Honeycomb 3 - Breaking the API dependency

This is a continuation of Part 1 and Part 2.

So, to recap, we now have data going into Honeycomb, but it's talking directly from the lambda to their API, during the call. And the data going in there is rather messy.

At my pervious job, we had a similar problem - we didn't want each node talking directly to the logging or metrics services, and especially not doing it in a user-facing pipeline.

In that situation, which is mostly EC2- and Windows-focused, getting the logs off each node wasn't too bad - AWS have an agent for CloudWatch Logs, which is fairly low-touch to get log files off a machine. Once they are in CloudWatch Logs, SumoLogic provides a lambda which will export the log stream into their API. It's a fairly elegant and bullet proof system, and we shipped a lot of logs this way.

Thankfully, Honeycomb have thought about the API-call-inline thing, and they have a Lambda which can be hooked up to CloudWatch Logs, and it ships logs to Honeycomb asynchronously. It looks very familiar, which is good.

CloudWatch logs is really handy for Lambda, as it's setup automatically. But it's also very useful if you have a service in a VPC which has no external access - CloudWatch Logs has a VPC endpoint, so your traffic stays off the internet, at least before it goes out of CloudWatch. This is very handy for situations where you need to have a lot of control over your data egress - or no egress at all.

I did have to do two things to get it working. The first was to get the Node beeline outputting in the right format.

This wasn't obvious - I find the docs for the Node beeline a bit lacking in this area, tho the code is pretty easy to read. One of the other users on the Honeycomb Pollinators slack group - Mark Wolfe - pointed at some code he'd written to do this. Turns out, there are examples of this in the API, I just didn't know what I was looking for as it's in the underlying libhoney library, not in the beeline, which is a higher level abstraction.

It's as simple as passing in a class to do the logging:

import honeycomb from 'honeycomb-beeline';

import {config} from './config';

class StdoutTransmission {
  public sendEvent(ev: any) {
    process.stdout.write(JSON.stringify(ev) + '\n');
  }

  public sendPresampledEvent(ev: any) {
    process.stdout.write(JSON.stringify(ev) + '\n');
  }
}

honeycomb({
  ...
  transmission: StdoutTransmission,
});

Apparently, the beeline (or Lambda?) takes over console.log, so you have to use process.stdout.write.

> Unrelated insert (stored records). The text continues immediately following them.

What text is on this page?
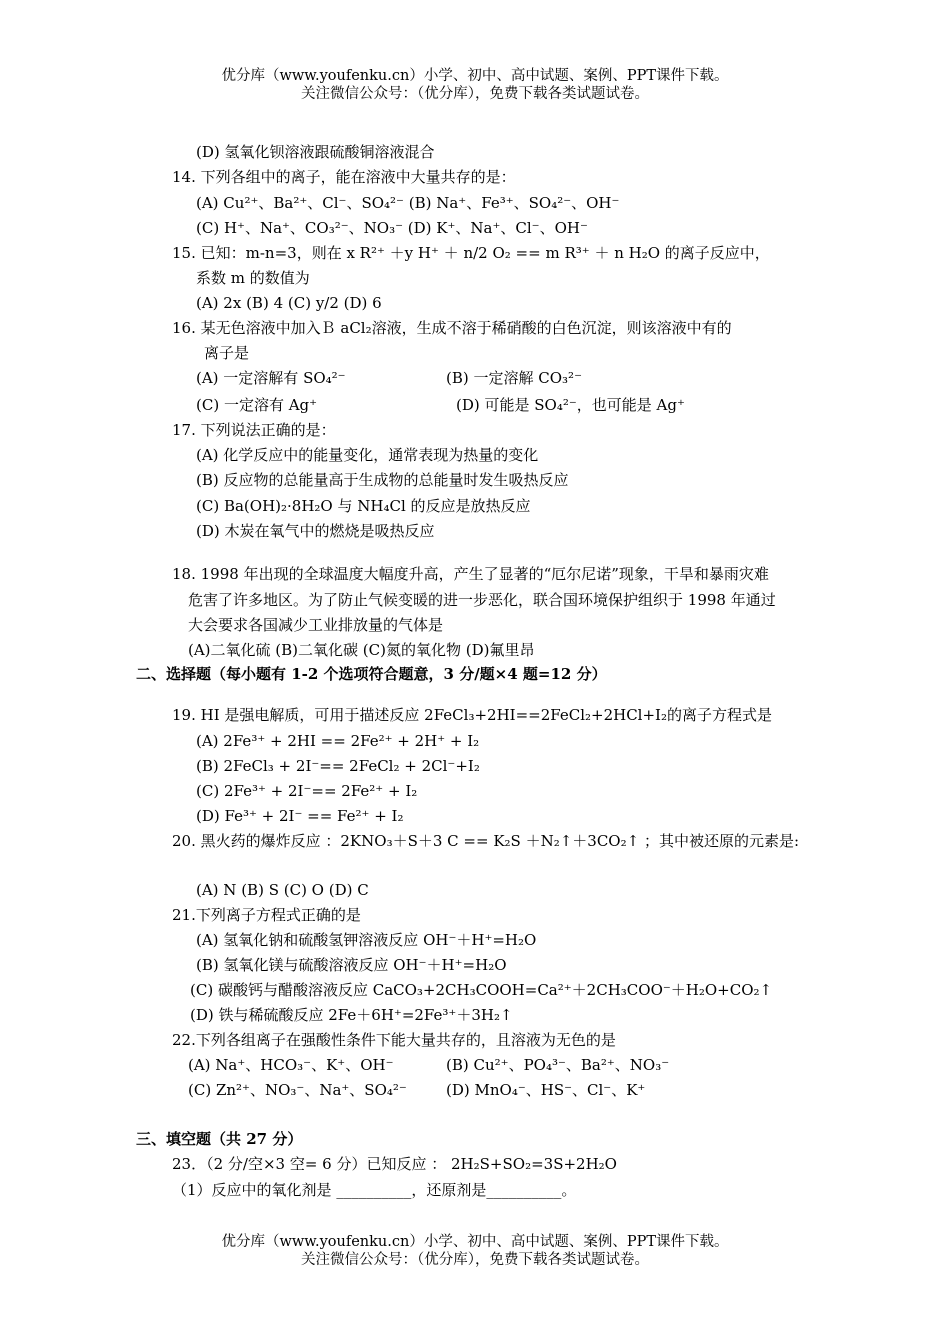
优分库（www.youfenku.cn）小学、初中、高中试题、案例、PPT课件下载。
关注微信公众号：（优分库），免费下载各类试题试卷。
(D) 氢氧化钡溶液跟硫酸铜溶液混合
14. 下列各组中的离子，能在溶液中大量共存的是：
(A) Cu²⁺、Ba²⁺、Cl⁻、SO₄²⁻ (B) Na⁺、Fe³⁺、SO₄²⁻、OH⁻
(C) H⁺、Na⁺、CO₃²⁻、NO₃⁻ (D) K⁺、Na⁺、Cl⁻、OH⁻
15. 已知：m-n=3，则在 x R²⁺ ＋y H⁺ ＋ n/2 O₂ == m R³⁺ ＋ n H₂O 的离子反应中，
系数 m 的数值为
(A) 2x (B) 4 (C) y/2 (D) 6
16. 某无色溶液中加入Ｂ aCl₂溶液，生成不溶于稀硝酸的白色沉淀，则该溶液中有的
离子是
(A) 一定溶解有 SO₄²⁻	(B) 一定溶解 CO₃²⁻
(C) 一定溶有 Ag⁺	(D) 可能是 SO₄²⁻，也可能是 Ag⁺
17. 下列说法正确的是：
(A) 化学反应中的能量变化，通常表现为热量的变化
(B) 反应物的总能量高于生成物的总能量时发生吸热反应
(C) Ba(OH)₂·8H₂O 与 NH₄Cl 的反应是放热反应
(D) 木炭在氧气中的燃烧是吸热反应
18. 1998 年出现的全球温度大幅度升高，产生了显著的“厄尔尼诺”现象，干旱和暴雨灾难
危害了许多地区。为了防止气候变暖的进一步恶化，联合国环境保护组织于 1998 年通过
大会要求各国减少工业排放量的气体是
(A)二氧化硫 (B)二氧化碳 (C)氮的氧化物 (D)氟里昂
二、选择题（每小题有 1-2 个选项符合题意，3 分/题×4 题=12 分）
19. HI 是强电解质，可用于描述反应 2FeCl₃+2HI==2FeCl₂+2HCl+I₂的离子方程式是
(A) 2Fe³⁺ + 2HI == 2Fe²⁺ + 2H⁺ + I₂
(B) 2FeCl₃ + 2I⁻== 2FeCl₂ + 2Cl⁻+I₂
(C) 2Fe³⁺ + 2I⁻== 2Fe²⁺ + I₂
(D) Fe³⁺ + 2I⁻ == Fe²⁺ + I₂
20. 黑火药的爆炸反应 ：2KNO₃＋S＋3 C == K₂S ＋N₂↑＋3CO₂↑ ；其中被还原的元素是:
(A) N (B) S (C) O (D) C
21.下列离子方程式正确的是
(A) 氢氧化钠和硫酸氢钾溶液反应 OH⁻＋H⁺=H₂O
(B) 氢氧化镁与硫酸溶液反应 OH⁻＋H⁺=H₂O
(C) 碳酸钙与醋酸溶液反应 CaCO₃+2CH₃COOH=Ca²⁺＋2CH₃COO⁻＋H₂O+CO₂↑
(D) 铁与稀硫酸反应 2Fe＋6H⁺=2Fe³⁺＋3H₂↑
22.下列各组离子在强酸性条件下能大量共存的，且溶液为无色的是
(A) Na⁺、HCO₃⁻、K⁺、OH⁻	(B) Cu²⁺、PO₄³⁻、Ba²⁺、NO₃⁻
(C) Zn²⁺、NO₃⁻、Na⁺、SO₄²⁻	(D) MnO₄⁻、HS⁻、Cl⁻、K⁺
三、填空题（共 27 分）
23．（2 分/空×3 空= 6 分）已知反应 ： 2H₂S+SO₂=3S+2H₂O
（1）反应中的氧化剂是 __________，还原剂是__________。
优分库（www.youfenku.cn）小学、初中、高中试题、案例、PPT课件下载。
关注微信公众号：（优分库），免费下载各类试题试卷。
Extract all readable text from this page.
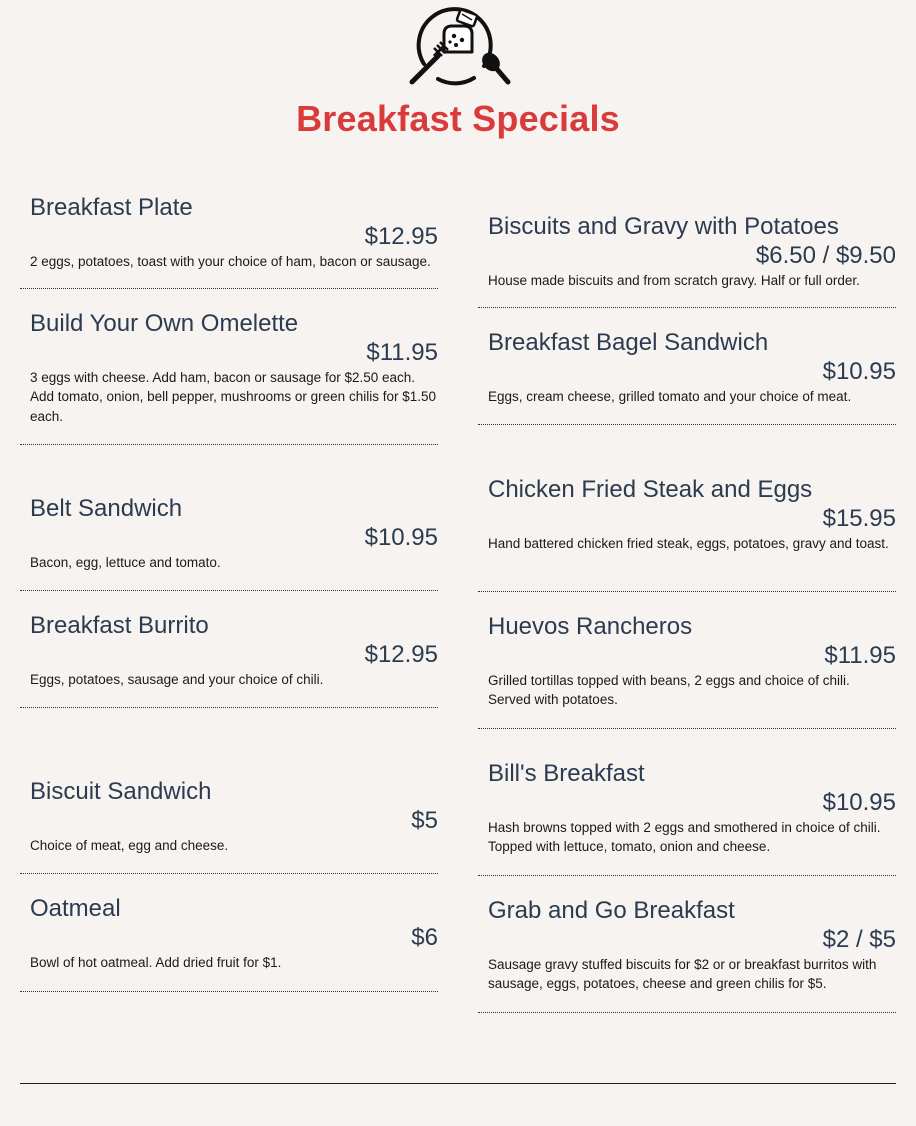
Breakfast Specials
Breakfast Plate
$12.95
2 eggs, potatoes, toast with your choice of ham, bacon or sausage.
Build Your Own Omelette
$11.95
3 eggs with cheese. Add ham, bacon or sausage for $2.50 each. Add tomato, onion, bell pepper, mushrooms or green chilis for $1.50 each.
Belt Sandwich
$10.95
Bacon, egg, lettuce and tomato.
Breakfast Burrito
$12.95
Eggs, potatoes, sausage and your choice of chili.
Biscuit Sandwich
$5
Choice of meat, egg and cheese.
Oatmeal
$6
Bowl of hot oatmeal. Add dried fruit for $1.
Biscuits and Gravy with Potatoes
$6.50 / $9.50
House made biscuits and from scratch gravy. Half or full order.
Breakfast Bagel Sandwich
$10.95
Eggs, cream cheese, grilled tomato and your choice of meat.
Chicken Fried Steak and Eggs
$15.95
Hand battered chicken fried steak, eggs, potatoes, gravy and toast.
Huevos Rancheros
$11.95
Grilled tortillas topped with beans, 2 eggs and choice of chili. Served with potatoes.
Bill's Breakfast
$10.95
Hash browns topped with 2 eggs and smothered in choice of chili. Topped with lettuce, tomato, onion and cheese.
Grab and Go Breakfast
$2 / $5
Sausage gravy stuffed biscuits for $2 or or breakfast burritos with sausage, eggs, potatoes, cheese and green chilis for $5.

The astute people out there might also be thinking "well, I could just have it write directly to CloudWatch Logs". True, but then you have to write it.... for a service which isn't already wired up to CWL (Lambda, ECS, EKS?) this might make sense, and you could seperate your events from other stdout logging. For me, it doesn't. Plus, Lambda log collection, as far as I know, happens outside the request, which is the goal here.

I did, however, write a similar class for local dev, were we can output nicely formatted JSON on the local console, which is SO much easier to read then the old, unformatted JSON we got out of structured logs.

Honeycomb has an existing lambda available which can subscribe to a CloudWatch Logs stream and send it to their API. The last step was to make a quick Serverless project to pull down the pre-built binaries, and a Buildkite pipeline to build and deploy it to our environments.

The output looks something like this:

{
    "time": "2020-09-21T20:42:17.693Z",
    "samplerate": 1,
    "data": {
        "meta.local_hostname": "mbp.local",
        "service_name": "graphql-api",
        "name": "GetAllAppointments",
        "trace.trace_id": "0903685",
        "trace.span_id": "680385",
        "GetAllAppointments_ms": 1398.133158,
        "duration_ms": 1398.390158,
        "app.name": "GetAllAppointments",
        "app.userId": "0281234-1234-454b-a346-b271234",
        "meta.instrumentations": [
            "child_process",
            "http",
            "https"
        ],
        "meta.instrumentation_count": 3,
        "meta.beeline_version": "2.3.0",
        "meta.node_version": "v12.16.1"
    }
}

The last steps, which I'm less likely to write about, is retrofitting our existing logging and metrics to use events, which is mostly brute force file editing, with, thankfully, a lot of deleting of code.

We've had this in for a few weeks now, and it's going really well. I've added some automatic parameter injection, so we get GraphQL parameters auto-added to the root trace, avoiding sensitive fields, and we've added a few more bits which make it a lot easier to answer questions we need. We started out being able to easily answer

Given a userId, what GraphQL operations did that user do against the API?
Given a practitionerId (backend user), what operations did they do?

Both of these primary keys come from from the JWT token. However, we couldn't, initially, easily answer

Given a userId, what operations did a practitioner do on their records?
Given an appointmentId, what operations did anyone do?

With a few small changes, we can now answer this, which gives us a great visibility into the platform, at least for the moment, until we find new questions we want to answer.